Отправитель сообщения — мужчина, которого она никогда не видела. Они с ним начали переписываться с неделю назад, когда она поняла, что ей нужно отвлечься на что-то от своей грусти. Фотографии этого незнакомца заинтриговали ее. Хильди втискивается в черную, струящуюся комбинацию, не надевая под нее трусики. И пока ее сердце глухо бьется в груди под маленькими, отвердевшими от прикосновения ткани сосками, она направляется к парку, где они договорились встретиться. Стоит приятный июньский день, дневная жара, кажется, поднимается вверх сквозь почву. У Хильди тем утром было три клиента, и можно было бы предположить, что перспектива увидеться с мужчиной докучает ей. Однако Хильди с восторгом констатирует, что вся горит в ожидании и, несмотря на три года беготни из комнаты в комнату и секса с абсолютными незнакомцами, этот незнакомец возбуждает ее совершенно по-новому, потому что не платит ей, потому что она сама выбрала его. Даже больше чем возбуждение, она испытывает страх, и это чувство больно сжимает ей желудок. Страх, что она узнает мужчину в темноте. Страх ему не понравиться. Страх, что она разучилась делать это, что подхватила в борделе привычку сразу переходить к делу — что она опустит комбинацию и отдастся ему, прижимаясь спиной к дереву. При мысли об этом рот ее наполняется литрами слюны, но как объяснить это незнакомцу? К тому же этот тип не из таких. Пусть они об этом и говорили, Хильди чувствует, что он не запрыгнет на нее и не попытается поцеловать ее тотчас же. От перспективы того, что это произойдет не сразу, от перспективы ожидания у нее снова сводит внутренности, но вернуться обратно не в ее планах. Хильди, истоптавшая периметр Дома в несколько сотен квадратных метров в совершенно нагом виде и без малейшего намека на смущение, вдруг лихорадочно спрашивает у себя самой, как же она выглядит одетая, как смотрится ее попа в этой комбинации, видно ли в темноте, что ее соски набухли, а походка томно обмякла, как у женщины, бегущей на встречу возможному наслаждению, — она смутно на это надеется.
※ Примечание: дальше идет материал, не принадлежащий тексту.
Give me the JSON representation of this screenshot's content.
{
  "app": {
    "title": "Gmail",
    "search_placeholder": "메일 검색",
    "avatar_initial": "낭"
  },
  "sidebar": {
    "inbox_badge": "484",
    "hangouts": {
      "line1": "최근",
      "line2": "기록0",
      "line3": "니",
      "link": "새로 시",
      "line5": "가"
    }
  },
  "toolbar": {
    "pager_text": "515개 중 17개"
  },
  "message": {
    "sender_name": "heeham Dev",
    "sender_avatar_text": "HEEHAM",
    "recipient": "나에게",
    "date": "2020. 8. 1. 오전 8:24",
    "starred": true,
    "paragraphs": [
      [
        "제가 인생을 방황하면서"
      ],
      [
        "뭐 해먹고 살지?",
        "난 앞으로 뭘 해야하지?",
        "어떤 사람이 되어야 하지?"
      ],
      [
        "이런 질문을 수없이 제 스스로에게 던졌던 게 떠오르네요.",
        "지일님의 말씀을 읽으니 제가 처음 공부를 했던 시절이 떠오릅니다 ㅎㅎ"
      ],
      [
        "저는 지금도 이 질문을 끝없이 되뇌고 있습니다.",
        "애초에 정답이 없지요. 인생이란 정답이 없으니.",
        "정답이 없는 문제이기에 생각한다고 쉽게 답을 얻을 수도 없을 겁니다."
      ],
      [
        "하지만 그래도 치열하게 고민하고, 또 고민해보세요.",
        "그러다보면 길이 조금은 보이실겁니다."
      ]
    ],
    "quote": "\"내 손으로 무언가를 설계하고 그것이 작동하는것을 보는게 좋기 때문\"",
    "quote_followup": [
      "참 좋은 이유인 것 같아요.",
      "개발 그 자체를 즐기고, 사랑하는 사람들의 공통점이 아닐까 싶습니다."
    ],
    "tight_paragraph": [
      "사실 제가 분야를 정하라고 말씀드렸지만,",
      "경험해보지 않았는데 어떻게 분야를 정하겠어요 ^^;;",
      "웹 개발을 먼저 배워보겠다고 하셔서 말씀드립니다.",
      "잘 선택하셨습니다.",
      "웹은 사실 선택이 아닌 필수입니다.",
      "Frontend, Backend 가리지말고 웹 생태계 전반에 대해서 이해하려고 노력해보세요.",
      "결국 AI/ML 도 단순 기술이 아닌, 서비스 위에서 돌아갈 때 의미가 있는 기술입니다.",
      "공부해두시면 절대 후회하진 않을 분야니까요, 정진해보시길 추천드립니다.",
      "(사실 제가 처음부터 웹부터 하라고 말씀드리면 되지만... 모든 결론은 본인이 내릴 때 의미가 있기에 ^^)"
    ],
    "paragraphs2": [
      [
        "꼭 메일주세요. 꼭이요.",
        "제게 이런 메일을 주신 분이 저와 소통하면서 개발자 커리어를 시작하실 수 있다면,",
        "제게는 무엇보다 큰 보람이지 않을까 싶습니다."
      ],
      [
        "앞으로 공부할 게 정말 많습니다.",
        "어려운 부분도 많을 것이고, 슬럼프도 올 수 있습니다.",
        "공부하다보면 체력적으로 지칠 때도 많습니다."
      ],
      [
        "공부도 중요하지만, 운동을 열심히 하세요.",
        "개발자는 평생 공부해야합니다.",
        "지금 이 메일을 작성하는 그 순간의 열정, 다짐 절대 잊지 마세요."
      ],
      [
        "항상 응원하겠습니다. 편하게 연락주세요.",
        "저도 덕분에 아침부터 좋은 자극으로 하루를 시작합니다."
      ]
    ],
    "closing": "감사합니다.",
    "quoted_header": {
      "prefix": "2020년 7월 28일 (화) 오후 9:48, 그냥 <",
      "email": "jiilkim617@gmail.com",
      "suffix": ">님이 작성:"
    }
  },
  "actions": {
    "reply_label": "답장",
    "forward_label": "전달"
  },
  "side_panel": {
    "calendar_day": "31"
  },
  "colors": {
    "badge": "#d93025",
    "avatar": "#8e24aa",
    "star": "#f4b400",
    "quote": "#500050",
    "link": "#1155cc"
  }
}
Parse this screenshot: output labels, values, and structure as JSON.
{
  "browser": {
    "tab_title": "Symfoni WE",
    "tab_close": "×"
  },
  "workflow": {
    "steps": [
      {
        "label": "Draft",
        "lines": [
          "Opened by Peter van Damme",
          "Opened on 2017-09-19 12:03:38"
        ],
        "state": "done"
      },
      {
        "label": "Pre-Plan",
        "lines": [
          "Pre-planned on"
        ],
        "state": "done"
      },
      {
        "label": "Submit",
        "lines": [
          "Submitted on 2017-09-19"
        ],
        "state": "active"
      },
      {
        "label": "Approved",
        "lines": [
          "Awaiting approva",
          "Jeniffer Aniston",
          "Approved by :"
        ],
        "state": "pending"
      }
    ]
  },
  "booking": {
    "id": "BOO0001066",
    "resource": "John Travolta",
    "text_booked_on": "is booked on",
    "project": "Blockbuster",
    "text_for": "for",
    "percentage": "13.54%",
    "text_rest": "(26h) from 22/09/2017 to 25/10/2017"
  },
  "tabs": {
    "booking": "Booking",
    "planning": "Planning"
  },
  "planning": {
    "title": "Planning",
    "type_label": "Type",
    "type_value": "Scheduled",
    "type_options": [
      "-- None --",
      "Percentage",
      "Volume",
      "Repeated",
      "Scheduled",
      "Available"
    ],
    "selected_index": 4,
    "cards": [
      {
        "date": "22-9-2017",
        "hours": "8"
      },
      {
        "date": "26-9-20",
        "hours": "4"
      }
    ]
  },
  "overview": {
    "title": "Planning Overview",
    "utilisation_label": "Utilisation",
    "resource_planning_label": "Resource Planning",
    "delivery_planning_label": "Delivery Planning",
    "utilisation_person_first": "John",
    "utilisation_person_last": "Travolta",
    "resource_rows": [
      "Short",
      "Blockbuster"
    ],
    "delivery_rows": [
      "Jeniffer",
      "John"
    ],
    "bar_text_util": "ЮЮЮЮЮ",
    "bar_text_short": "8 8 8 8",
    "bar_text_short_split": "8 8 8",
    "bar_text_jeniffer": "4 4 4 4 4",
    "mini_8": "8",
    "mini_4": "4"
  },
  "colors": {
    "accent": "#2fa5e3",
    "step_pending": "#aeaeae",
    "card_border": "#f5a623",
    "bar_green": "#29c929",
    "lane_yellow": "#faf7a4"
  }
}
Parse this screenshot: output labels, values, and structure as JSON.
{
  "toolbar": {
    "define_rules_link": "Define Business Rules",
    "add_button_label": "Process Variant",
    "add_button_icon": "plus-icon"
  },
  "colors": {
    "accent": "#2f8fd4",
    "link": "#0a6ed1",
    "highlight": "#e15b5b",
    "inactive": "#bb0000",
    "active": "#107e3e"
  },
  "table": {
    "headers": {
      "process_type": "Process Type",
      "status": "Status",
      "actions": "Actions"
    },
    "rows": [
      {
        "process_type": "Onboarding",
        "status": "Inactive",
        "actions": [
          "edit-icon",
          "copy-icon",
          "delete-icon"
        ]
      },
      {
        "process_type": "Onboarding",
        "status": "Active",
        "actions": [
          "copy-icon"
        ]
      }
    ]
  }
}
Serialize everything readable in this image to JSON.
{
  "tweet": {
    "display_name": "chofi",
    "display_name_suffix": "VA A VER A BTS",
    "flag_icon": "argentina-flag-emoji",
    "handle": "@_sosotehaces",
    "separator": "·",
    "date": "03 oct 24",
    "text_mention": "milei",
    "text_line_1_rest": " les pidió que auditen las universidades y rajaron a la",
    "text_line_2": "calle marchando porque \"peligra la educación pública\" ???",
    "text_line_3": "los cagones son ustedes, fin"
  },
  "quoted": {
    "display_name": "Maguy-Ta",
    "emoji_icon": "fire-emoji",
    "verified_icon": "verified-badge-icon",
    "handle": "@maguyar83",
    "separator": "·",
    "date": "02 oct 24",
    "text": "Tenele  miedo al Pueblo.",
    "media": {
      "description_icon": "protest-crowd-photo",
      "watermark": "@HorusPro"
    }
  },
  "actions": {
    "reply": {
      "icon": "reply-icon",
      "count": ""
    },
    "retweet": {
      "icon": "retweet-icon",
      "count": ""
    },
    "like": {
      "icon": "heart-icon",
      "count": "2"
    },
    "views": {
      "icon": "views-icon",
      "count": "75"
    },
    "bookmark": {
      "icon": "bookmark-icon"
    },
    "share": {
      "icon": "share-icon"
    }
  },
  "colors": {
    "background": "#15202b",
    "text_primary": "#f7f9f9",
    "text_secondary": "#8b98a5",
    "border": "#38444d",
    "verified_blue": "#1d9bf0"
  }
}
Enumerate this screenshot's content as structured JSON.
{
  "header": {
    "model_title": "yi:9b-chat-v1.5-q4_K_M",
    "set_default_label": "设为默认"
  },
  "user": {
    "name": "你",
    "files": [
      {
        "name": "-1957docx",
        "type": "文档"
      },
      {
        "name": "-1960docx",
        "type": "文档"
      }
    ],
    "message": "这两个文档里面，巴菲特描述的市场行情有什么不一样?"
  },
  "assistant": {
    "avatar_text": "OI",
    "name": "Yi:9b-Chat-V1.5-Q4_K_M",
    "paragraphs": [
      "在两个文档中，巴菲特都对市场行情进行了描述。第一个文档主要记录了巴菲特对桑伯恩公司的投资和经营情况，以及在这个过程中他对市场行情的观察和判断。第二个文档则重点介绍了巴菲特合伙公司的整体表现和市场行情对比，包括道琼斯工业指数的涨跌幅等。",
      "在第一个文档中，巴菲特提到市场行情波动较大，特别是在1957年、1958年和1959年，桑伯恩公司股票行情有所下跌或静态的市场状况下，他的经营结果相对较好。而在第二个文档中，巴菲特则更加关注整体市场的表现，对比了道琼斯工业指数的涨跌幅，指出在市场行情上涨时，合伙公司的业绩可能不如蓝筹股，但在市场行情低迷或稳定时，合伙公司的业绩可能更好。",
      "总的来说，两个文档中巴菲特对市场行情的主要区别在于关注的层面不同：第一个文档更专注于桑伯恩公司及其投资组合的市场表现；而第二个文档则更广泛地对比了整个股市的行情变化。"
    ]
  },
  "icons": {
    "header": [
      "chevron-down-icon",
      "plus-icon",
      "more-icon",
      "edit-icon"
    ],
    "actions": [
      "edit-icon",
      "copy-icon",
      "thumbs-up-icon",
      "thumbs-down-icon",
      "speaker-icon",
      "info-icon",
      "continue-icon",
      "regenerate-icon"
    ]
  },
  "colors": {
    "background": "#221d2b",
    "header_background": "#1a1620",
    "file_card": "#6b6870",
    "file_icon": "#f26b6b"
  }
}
Когда она еще пребывала в самодовольном состоянии и не была уверена, что почтит его своим присутствием, раздавленная новостью о закрытии Дома и добитая собственными слезами вперемешку со слезами коллег, она храбро назначила незнакомцу встречу в пустынном уголке парка — настоящий призыв к изнасилованию. Она идет, и разговоры людей, кучкующихся вокруг переносных мангалов для барбекю, потихоньку остаются позади. Мирная беззаботность летнего вечера в Берлине становится глухой, будто во сне. Наступает тишина, и она кажется ей бесстыдным вмешательством в цепочку ее мыслей. Хотя, по правде говоря, она не думает ни о чем.